0.11 mol of argon gas is admitted to an evacuated 50cm^3 container at 10 degree C. The gas then undergoes an isothermal expansion to a volume of 200cm^3.
What is the final pressure of the gas?
In isothermal expansions, the product
P*V = a constant. Therefore
P2/P1 = V1/V2 = 50/200 = 1/4
Since you were not told the initial pressure P1, you will have to use the perfect gas law and the information given.
0.11 moles at STP (1 atm and 273K) occupies 0.11*22.4 = 2.46 liters. At 10C (283K) it would occupy 2.55 liters. Since the initial volume is only 50 cm^3 = 0.05 l, the initial pressure must be
P1 = 2.55/0.05 = 51 atm.
The final pressure is 1/4 of that.
You could also have used P = nRT/V to get the initial pressure. Personally I find it easier to remember that 1 mole is 22.4 liters at STP. There are too many values of R, with different units, to try to remember.
To find the final pressure of the gas, we can use the ideal gas law equation:
PV = nRT
Where:
P = pressure of the gas
V = volume of the gas
n = number of moles of the gas
R = ideal gas constant
T = temperature of the gas in Kelvin
First, let's convert the given temperature from degrees Celsius to Kelvin.
T(K) = T(°C) + 273.15
T(K) = 10°C + 273.15
T(K) = 283.15 K
Now, let's rearrange the ideal gas law equation to solve for the final pressure:
P = (n * R * T) / V
Substituting the given values into the equation:
P = (0.11 mol * (0.0821 L·atm/mol·K) * 283.15 K) / 0.050 L
P = (0.11 * 0.0821 * 283.15) / 0.050
P ≈ 1.0943 atm
So, the final pressure of the gas is approximately 1.0943 atm.

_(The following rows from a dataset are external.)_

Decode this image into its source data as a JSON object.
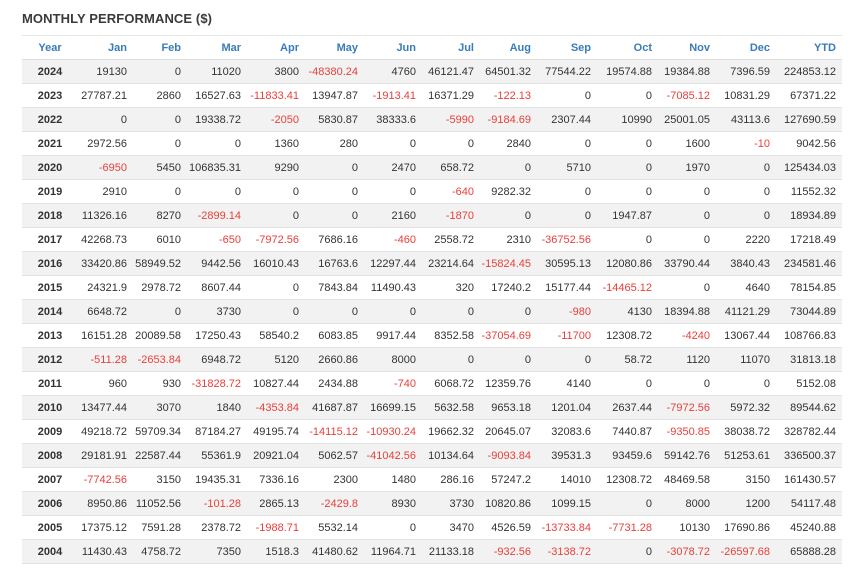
{
  "title": "MONTHLY PERFORMANCE ($)",
  "headers": [
    "Year",
    "Jan",
    "Feb",
    "Mar",
    "Apr",
    "May",
    "Jun",
    "Jul",
    "Aug",
    "Sep",
    "Oct",
    "Nov",
    "Dec",
    "YTD"
  ],
  "rows": [
    [
      "2024",
      "19130",
      "0",
      "11020",
      "3800",
      "-48380.24",
      "4760",
      "46121.47",
      "64501.32",
      "77544.22",
      "19574.88",
      "19384.88",
      "7396.59",
      "224853.12"
    ],
    [
      "2023",
      "27787.21",
      "2860",
      "16527.63",
      "-11833.41",
      "13947.87",
      "-1913.41",
      "16371.29",
      "-122.13",
      "0",
      "0",
      "-7085.12",
      "10831.29",
      "67371.22"
    ],
    [
      "2022",
      "0",
      "0",
      "19338.72",
      "-2050",
      "5830.87",
      "38333.6",
      "-5990",
      "-9184.69",
      "2307.44",
      "10990",
      "25001.05",
      "43113.6",
      "127690.59"
    ],
    [
      "2021",
      "2972.56",
      "0",
      "0",
      "1360",
      "280",
      "0",
      "0",
      "2840",
      "0",
      "0",
      "1600",
      "-10",
      "9042.56"
    ],
    [
      "2020",
      "-6950",
      "5450",
      "106835.31",
      "9290",
      "0",
      "2470",
      "658.72",
      "0",
      "5710",
      "0",
      "1970",
      "0",
      "125434.03"
    ],
    [
      "2019",
      "2910",
      "0",
      "0",
      "0",
      "0",
      "0",
      "-640",
      "9282.32",
      "0",
      "0",
      "0",
      "0",
      "11552.32"
    ],
    [
      "2018",
      "11326.16",
      "8270",
      "-2899.14",
      "0",
      "0",
      "2160",
      "-1870",
      "0",
      "0",
      "1947.87",
      "0",
      "0",
      "18934.89"
    ],
    [
      "2017",
      "42268.73",
      "6010",
      "-650",
      "-7972.56",
      "7686.16",
      "-460",
      "2558.72",
      "2310",
      "-36752.56",
      "0",
      "0",
      "2220",
      "17218.49"
    ],
    [
      "2016",
      "33420.86",
      "58949.52",
      "9442.56",
      "16010.43",
      "16763.6",
      "12297.44",
      "23214.64",
      "-15824.45",
      "30595.13",
      "12080.86",
      "33790.44",
      "3840.43",
      "234581.46"
    ],
    [
      "2015",
      "24321.9",
      "2978.72",
      "8607.44",
      "0",
      "7843.84",
      "11490.43",
      "320",
      "17240.2",
      "15177.44",
      "-14465.12",
      "0",
      "4640",
      "78154.85"
    ],
    [
      "2014",
      "6648.72",
      "0",
      "3730",
      "0",
      "0",
      "0",
      "0",
      "0",
      "-980",
      "4130",
      "18394.88",
      "41121.29",
      "73044.89"
    ],
    [
      "2013",
      "16151.28",
      "20089.58",
      "17250.43",
      "58540.2",
      "6083.85",
      "9917.44",
      "8352.58",
      "-37054.69",
      "-11700",
      "12308.72",
      "-4240",
      "13067.44",
      "108766.83"
    ],
    [
      "2012",
      "-511.28",
      "-2653.84",
      "6948.72",
      "5120",
      "2660.86",
      "8000",
      "0",
      "0",
      "0",
      "58.72",
      "1120",
      "11070",
      "31813.18"
    ],
    [
      "2011",
      "960",
      "930",
      "-31828.72",
      "10827.44",
      "2434.88",
      "-740",
      "6068.72",
      "12359.76",
      "4140",
      "0",
      "0",
      "0",
      "5152.08"
    ],
    [
      "2010",
      "13477.44",
      "3070",
      "1840",
      "-4353.84",
      "41687.87",
      "16699.15",
      "5632.58",
      "9653.18",
      "1201.04",
      "2637.44",
      "-7972.56",
      "5972.32",
      "89544.62"
    ],
    [
      "2009",
      "49218.72",
      "59709.34",
      "87184.27",
      "49195.74",
      "-14115.12",
      "-10930.24",
      "19662.32",
      "20645.07",
      "32083.6",
      "7440.87",
      "-9350.85",
      "38038.72",
      "328782.44"
    ],
    [
      "2008",
      "29181.91",
      "22587.44",
      "55361.9",
      "20921.04",
      "5062.57",
      "-41042.56",
      "10134.64",
      "-9093.84",
      "39531.3",
      "93459.6",
      "59142.76",
      "51253.61",
      "336500.37"
    ],
    [
      "2007",
      "-7742.56",
      "3150",
      "19435.31",
      "7336.16",
      "2300",
      "1480",
      "286.16",
      "57247.2",
      "14010",
      "12308.72",
      "48469.58",
      "3150",
      "161430.57"
    ],
    [
      "2006",
      "8950.86",
      "11052.56",
      "-101.28",
      "2865.13",
      "-2429.8",
      "8930",
      "3730",
      "10820.86",
      "1099.15",
      "0",
      "8000",
      "1200",
      "54117.48"
    ],
    [
      "2005",
      "17375.12",
      "7591.28",
      "2378.72",
      "-1988.71",
      "5532.14",
      "0",
      "3470",
      "4526.59",
      "-13733.84",
      "-7731.28",
      "10130",
      "17690.86",
      "45240.88"
    ],
    [
      "2004",
      "11430.43",
      "4758.72",
      "7350",
      "1518.3",
      "41480.62",
      "11964.71",
      "21133.18",
      "-932.56",
      "-3138.72",
      "0",
      "-3078.72",
      "-26597.68",
      "65888.28"
    ]
  ],
  "colors": {
    "header_text": "#3a7bb8",
    "negative": "#e8403a",
    "stripe": "#f2f2f2"
  }
}
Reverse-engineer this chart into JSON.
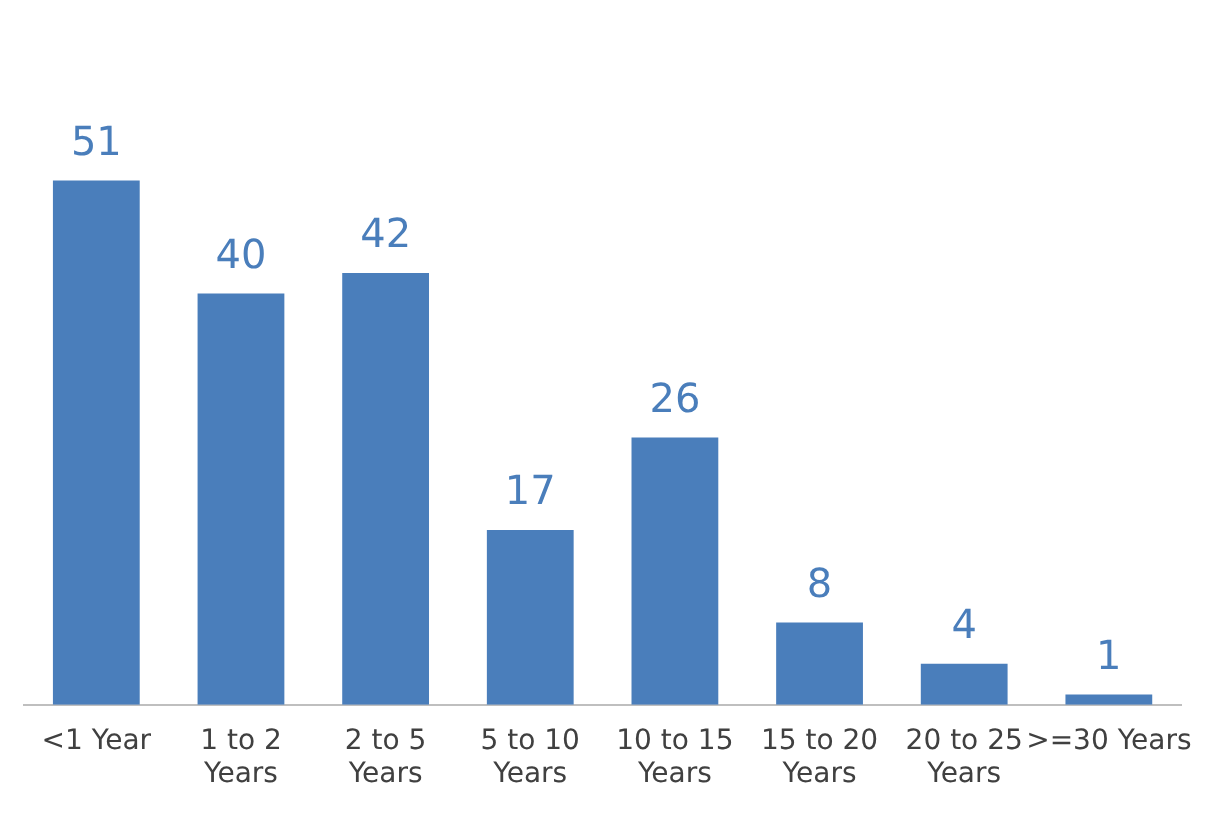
{
  "chart_data": {
    "type": "bar",
    "categories": [
      "<1 Year",
      "1 to 2 Years",
      "2 to 5 Years",
      "5 to 10 Years",
      "10 to 15 Years",
      "15 to 20 Years",
      "20 to 25 Years",
      ">=30 Years"
    ],
    "values": [
      51,
      40,
      42,
      17,
      26,
      8,
      4,
      1
    ],
    "color": "#4a7ebb",
    "data_labels": true,
    "grid": false,
    "legend": false
  }
}
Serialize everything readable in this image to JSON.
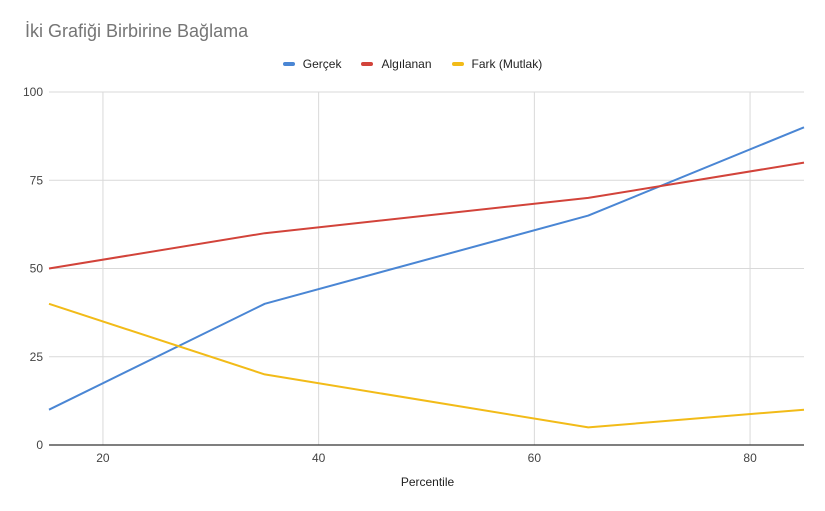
{
  "chart_data": {
    "type": "line",
    "title": "İki Grafiği Birbirine Bağlama",
    "xlabel": "Percentile",
    "ylabel": "",
    "x": [
      15,
      35,
      65,
      85
    ],
    "xlim": [
      15,
      85
    ],
    "ylim": [
      0,
      100
    ],
    "xticks": [
      20,
      40,
      60,
      80
    ],
    "yticks": [
      0,
      25,
      50,
      75,
      100
    ],
    "grid": true,
    "legend_position": "top",
    "series": [
      {
        "name": "Gerçek",
        "color": "#4a86d4",
        "values": [
          10,
          40,
          65,
          90
        ]
      },
      {
        "name": "Algılanan",
        "color": "#d2433a",
        "values": [
          50,
          60,
          70,
          80
        ]
      },
      {
        "name": "Fark (Mutlak)",
        "color": "#f2bb18",
        "values": [
          40,
          20,
          5,
          10
        ]
      }
    ]
  },
  "legend": [
    {
      "label": "Gerçek",
      "color": "#4a86d4"
    },
    {
      "label": "Algılanan",
      "color": "#d2433a"
    },
    {
      "label": "Fark (Mutlak)",
      "color": "#f2bb18"
    }
  ]
}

To find the final pressure of the gas after the isothermal expansion, we can use the ideal gas law equation:
PV = nRT
Where:
P = pressure of the gas
V = volume of the gas
n = number of moles of the gas
R = ideal gas constant (0.0821 L·atm/(mol·K))
T = temperature of the gas in Kelvin
Given:
n = 0.11 mol
V1 = 50 cm^3
V2 = 200 cm^3
T = 10°C
First, we need to convert the temperature from Celsius to Kelvin:
T(K) = T(°C) + 273.15
T = 10°C + 273.15 = 283.15 K
Now, let's calculate the initial pressure (P1) using the ideal gas law:
P1 * V1 = n * R * T
P1 = (n * R * T) / V1
Plugging in the values:
P1 = (0.11 mol * 0.0821 L·atm/(mol·K) * 283.15 K) / (50 cm^3) ≈ 0.616 atm
Since the gas undergoes an isothermal expansion, the final pressure (P2) can be found using the following equation, using the initial pressure and volume:
P1 * V1 = P2 * V2
Rearranging the equation to solve for P2:
P2 = (P1 * V1) / V2
Plugging in the values:
P2 = (0.616 atm * 50 cm^3) / 200 cm^3
P2 = 0.154 atm
Therefore, the final pressure of the gas is approximately 0.154 atm.